We created the following for you:
- Name: //h1
- Rating: //div[contains(@class,”photo-header-content-container”)]//div[contains(@aria-label, “star rating”)]/@aria-label
- Number of reviews: //div[contains(@class,”photo-header-content-container”)]//span[contains(text(), “reviews”)]
- Price Range : //div[contains(@class,”photo-header-content-container”)]/div/div/div/span[2]
- Category: //div[contains(@class,”photo-header-content-container”)]/div/div/div/div[3]//span[2]

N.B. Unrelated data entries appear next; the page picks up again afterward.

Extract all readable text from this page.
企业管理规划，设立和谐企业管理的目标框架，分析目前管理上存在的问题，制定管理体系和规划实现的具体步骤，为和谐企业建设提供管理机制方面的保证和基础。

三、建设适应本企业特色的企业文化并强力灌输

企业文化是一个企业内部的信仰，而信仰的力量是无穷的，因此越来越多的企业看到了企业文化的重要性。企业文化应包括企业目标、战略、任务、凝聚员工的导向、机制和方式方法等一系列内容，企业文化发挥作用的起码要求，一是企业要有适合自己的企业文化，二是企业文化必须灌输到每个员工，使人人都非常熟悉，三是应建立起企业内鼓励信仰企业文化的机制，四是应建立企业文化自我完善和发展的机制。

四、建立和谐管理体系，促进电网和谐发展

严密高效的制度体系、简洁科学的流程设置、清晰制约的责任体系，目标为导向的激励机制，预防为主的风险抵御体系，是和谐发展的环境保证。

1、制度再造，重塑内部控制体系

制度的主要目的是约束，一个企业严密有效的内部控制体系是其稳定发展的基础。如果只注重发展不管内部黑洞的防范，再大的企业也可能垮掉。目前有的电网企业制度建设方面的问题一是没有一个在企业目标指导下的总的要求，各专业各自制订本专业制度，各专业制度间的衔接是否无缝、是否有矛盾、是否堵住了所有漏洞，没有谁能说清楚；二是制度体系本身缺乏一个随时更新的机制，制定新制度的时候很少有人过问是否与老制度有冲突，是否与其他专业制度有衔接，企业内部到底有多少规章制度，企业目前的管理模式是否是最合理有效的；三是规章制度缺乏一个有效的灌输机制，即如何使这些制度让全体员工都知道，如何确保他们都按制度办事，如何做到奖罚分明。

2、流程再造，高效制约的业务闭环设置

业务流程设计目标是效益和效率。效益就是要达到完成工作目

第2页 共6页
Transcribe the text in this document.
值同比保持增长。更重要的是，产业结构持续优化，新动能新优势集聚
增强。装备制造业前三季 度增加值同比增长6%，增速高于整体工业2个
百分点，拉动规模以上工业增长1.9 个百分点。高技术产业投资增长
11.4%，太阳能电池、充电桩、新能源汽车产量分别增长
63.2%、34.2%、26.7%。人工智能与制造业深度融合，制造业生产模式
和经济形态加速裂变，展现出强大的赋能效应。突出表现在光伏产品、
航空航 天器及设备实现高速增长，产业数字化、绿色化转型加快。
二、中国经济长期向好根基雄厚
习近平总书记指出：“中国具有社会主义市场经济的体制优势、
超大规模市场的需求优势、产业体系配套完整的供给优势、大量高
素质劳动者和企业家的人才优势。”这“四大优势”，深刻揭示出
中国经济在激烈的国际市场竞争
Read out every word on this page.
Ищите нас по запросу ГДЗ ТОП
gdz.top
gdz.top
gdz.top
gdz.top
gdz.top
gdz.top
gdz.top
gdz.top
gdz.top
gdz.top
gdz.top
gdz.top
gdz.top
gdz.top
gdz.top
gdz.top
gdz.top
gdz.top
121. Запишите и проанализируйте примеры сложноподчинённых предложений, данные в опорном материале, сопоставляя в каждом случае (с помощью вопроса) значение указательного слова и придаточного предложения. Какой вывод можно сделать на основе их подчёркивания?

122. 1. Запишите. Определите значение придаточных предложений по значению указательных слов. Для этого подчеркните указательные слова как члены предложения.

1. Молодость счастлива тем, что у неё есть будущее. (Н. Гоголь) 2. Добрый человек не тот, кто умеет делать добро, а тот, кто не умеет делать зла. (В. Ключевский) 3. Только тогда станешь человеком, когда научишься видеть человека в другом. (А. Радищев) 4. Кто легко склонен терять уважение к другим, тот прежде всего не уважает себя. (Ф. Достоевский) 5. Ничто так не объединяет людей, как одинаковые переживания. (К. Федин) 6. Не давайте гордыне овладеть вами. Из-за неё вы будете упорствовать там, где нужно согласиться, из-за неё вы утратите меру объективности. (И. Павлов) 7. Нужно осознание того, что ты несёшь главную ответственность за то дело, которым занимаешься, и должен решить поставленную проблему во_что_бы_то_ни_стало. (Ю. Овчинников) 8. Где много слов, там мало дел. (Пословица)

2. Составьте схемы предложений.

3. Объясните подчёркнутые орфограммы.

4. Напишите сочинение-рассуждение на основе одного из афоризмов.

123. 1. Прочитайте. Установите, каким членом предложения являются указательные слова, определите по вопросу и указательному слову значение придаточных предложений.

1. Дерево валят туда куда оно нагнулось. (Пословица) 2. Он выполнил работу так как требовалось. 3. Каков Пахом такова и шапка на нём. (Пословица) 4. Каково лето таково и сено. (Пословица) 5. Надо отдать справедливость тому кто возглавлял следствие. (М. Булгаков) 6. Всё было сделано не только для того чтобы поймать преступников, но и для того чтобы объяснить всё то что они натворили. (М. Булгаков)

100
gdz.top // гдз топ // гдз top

- Location: //section//a[text()=”Get Directions”]/following-sibling::p
- Phone Number: //p[text()=”Phone number”]/following-sibling::p
- Website: //section//p[text()=”Business website”]/following-sibling::p/a/@href
If you need to extract something else, you can follow our Xpath tutorial or get in touch with us and we’d be happy to help.
4. Add the Xpath to the Google Sheets
These Xpath will be used by our formula, hence you need to add it to the Google Sheets you use to extract your data.
5. Install and activate ImportFromWeb
To use our custom formula, you need to install it from the Google Marketplace and then activate it under Add-ons > IMPORTFROMWEB > Activate add-on.
This step is mandatory to be able to use the formula.
6. Run the function to scrape data from Yelp
We can now run our function, which needs only two parameters to work correctly:
=IMPORTFROMWEB(urls_to_crawl;Xpath_of_elements_to_scrape)
How simple and cool is that?
To compare easily the scraped information, just add headers to your table:
And then use the function. Here we use a TRANSPOSE() function with our ImportFromWeb because, by default, results are stacked vertically and not horizontally.
As you can see, you can build quickly a local dashboard to track or benchmark your competition. Moreover, you can schedule the execution of this extraction to track changes that can affect your business.